Desain roh sejati memiliki kemampuan untuk melenyapkan langit dan menghancurkan bumi. Jika seseorang menggunakan roh purba untuk merancang harta karun abadi, harta karun dao yang dibuat dalam proses ini secara alami akan sangat kuat.
“Senjata terkuat di dunia fana ini semuanya adalah harta dao. Kecuali kau benar-benar memiliki potensi untuk menjadi abadi, sangat tidak mungkin bagimu untuk mendapatkan senjata abadi yang lebih menakutkan daripada harta dao,” jelas Ming Long dengan ekspresi tegas.

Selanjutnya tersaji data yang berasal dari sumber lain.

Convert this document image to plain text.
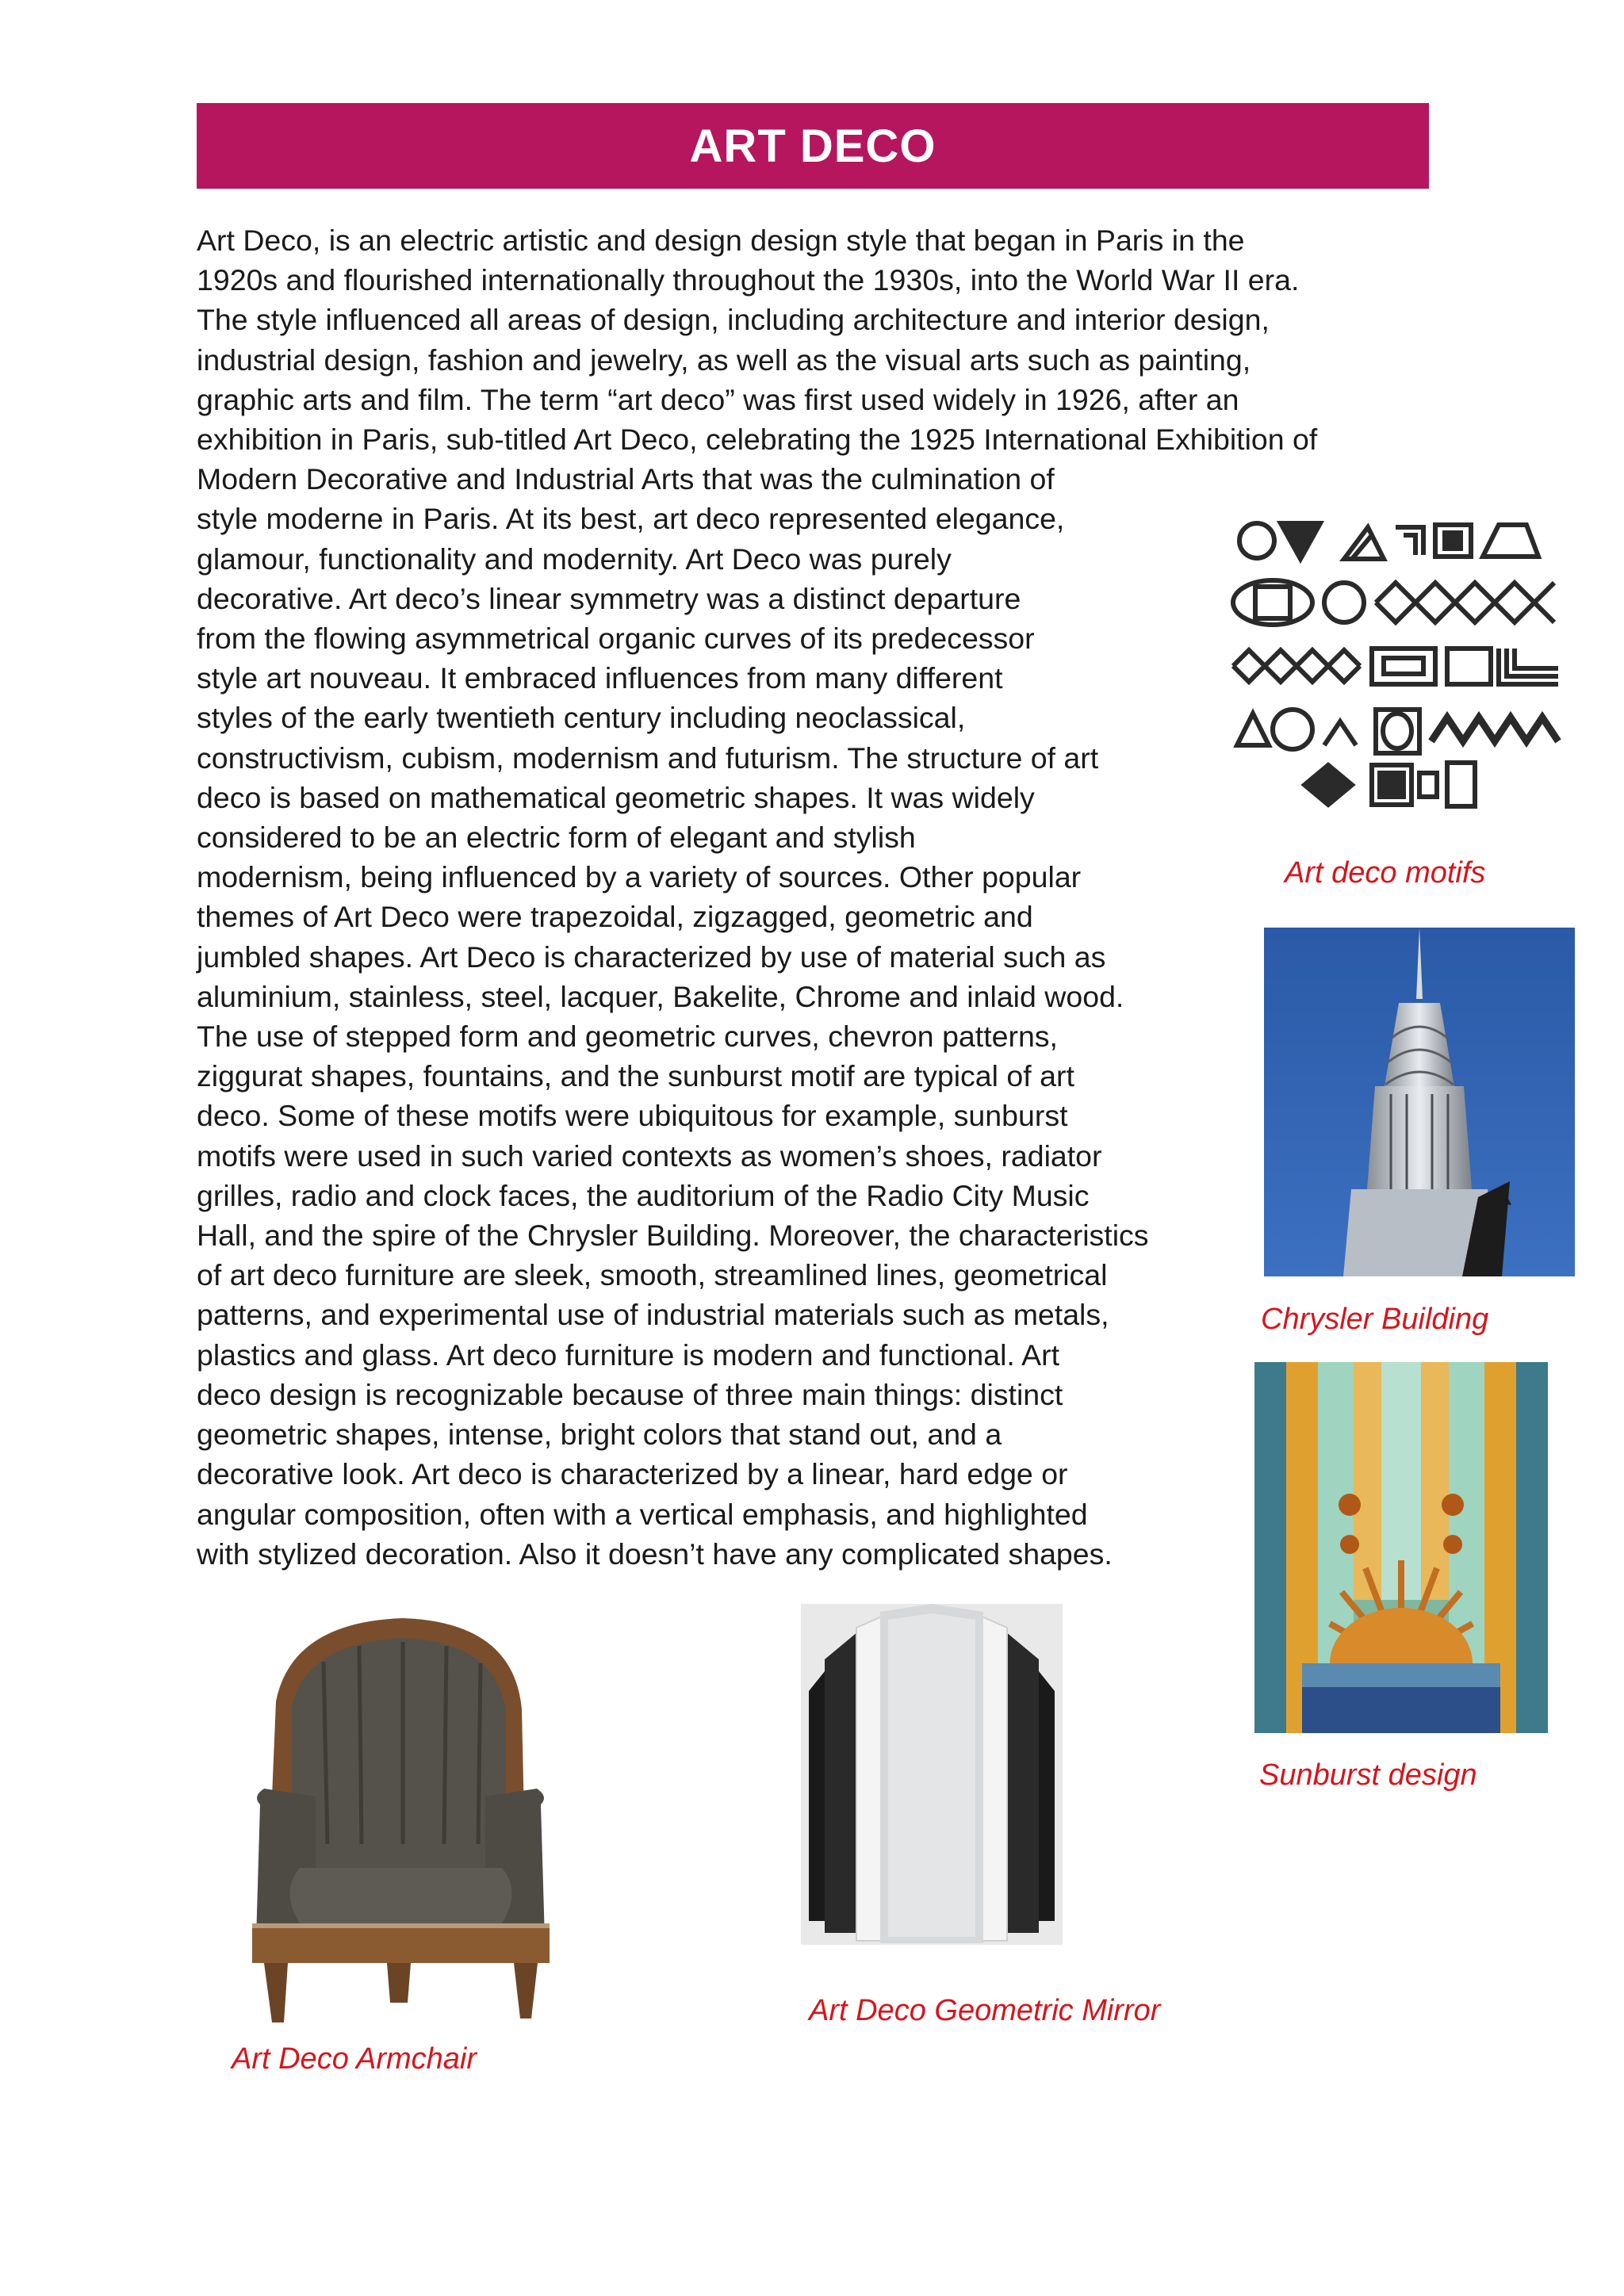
ART DECO
Art Deco, is an electric artistic and design design style that began in Paris in the
1920s and flourished internationally throughout the 1930s, into the World War II era.
The style influenced all areas of design, including architecture and interior design,
industrial design, fashion and jewelry, as well as the visual arts such as painting,
graphic arts and film. The term “art deco” was first used widely in 1926, after an
exhibition in Paris, sub-titled Art Deco, celebrating the 1925 International Exhibition of
Modern Decorative and Industrial Arts that was the culmination of
style moderne in Paris. At its best, art deco represented elegance,
glamour, functionality and modernity. Art Deco was purely
decorative. Art deco’s linear symmetry was a distinct departure
from the flowing asymmetrical organic curves of its predecessor
style art nouveau. It embraced influences from many different
styles of the early twentieth century including neoclassical,
constructivism, cubism, modernism and futurism. The structure of art
deco is based on mathematical geometric shapes. It was widely
considered to be an electric form of elegant and stylish
modernism, being influenced by a variety of sources. Other popular
themes of Art Deco were trapezoidal, zigzagged, geometric and
jumbled shapes. Art Deco is characterized by use of material such as
aluminium, stainless, steel, lacquer, Bakelite, Chrome and inlaid wood.
The use of stepped form and geometric curves, chevron patterns,
ziggurat shapes, fountains, and the sunburst motif are typical of art
deco. Some of these motifs were ubiquitous for example, sunburst
motifs were used in such varied contexts as women’s shoes, radiator
grilles, radio and clock faces, the auditorium of the Radio City Music
Hall, and the spire of the Chrysler Building. Moreover, the characteristics
of art deco furniture are sleek, smooth, streamlined lines, geometrical
patterns, and experimental use of industrial materials such as metals,
plastics and glass. Art deco furniture is modern and functional. Art
deco design is recognizable because of three main things: distinct
geometric shapes, intense, bright colors that stand out, and a
decorative look. Art deco is characterized by a linear, hard edge or
angular composition, often with a vertical emphasis, and highlighted
with stylized decoration. Also it doesn’t have any complicated shapes.
Art deco motifs
Chrysler Building
Sunburst design
Art Deco Armchair
Art Deco Geometric Mirror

Tanpa diduga, Beishan Mo ini tidak hanya memiliki warisan Kaisar Pedang Kedalaman Hijau, dia bahkan memiliki sesuatu yang mistis seperti harta karun dao. Jika dia menganggap Wu Yu sebagai musuh, maka semua yang dimilikinya saat ini membuatnya menjadi lawan yang sangat sulit untuk dihadapi. Wajahnya yang kekanak-kanakan bukanlah indikator yang baik tentang betapa sulitnya menghadapinya.
“Kau tak perlu khawatir, anak muda ini masih jauh dari mampu memanfaatkan harta dao-nya. Harta dao itu paling-paling hanya bisa melindunginya sedikit untuk saat ini. Yang harus lebih kau waspadai adalah sisa roh di dalam harta dao itu. Bisa jadi itu adalah Kaisar Pedang Kedalaman Hijau. Mencapai Ujian Agung Dao Abadi sebelum binasa sudah dianggap sebagai kehormatan besar bagi kultivator bela diri mana pun. Itu hanyalah satu langkah lagi untuk menjadi abadi. Di bawah bimbingan Kaisar Pedang Kedalaman Hijau, anak muda ini bisa jadi abadi. Prestasi masa depannya seharusnya bahkan lebih besar daripada nyonya milikmu itu.”
Wu Yu terkejut mendengar informasi tersebut, tetapi pertama-tama ia harus menjawab, “Bisakah Anda tidak menggunakan istilah ‘nyonya’?”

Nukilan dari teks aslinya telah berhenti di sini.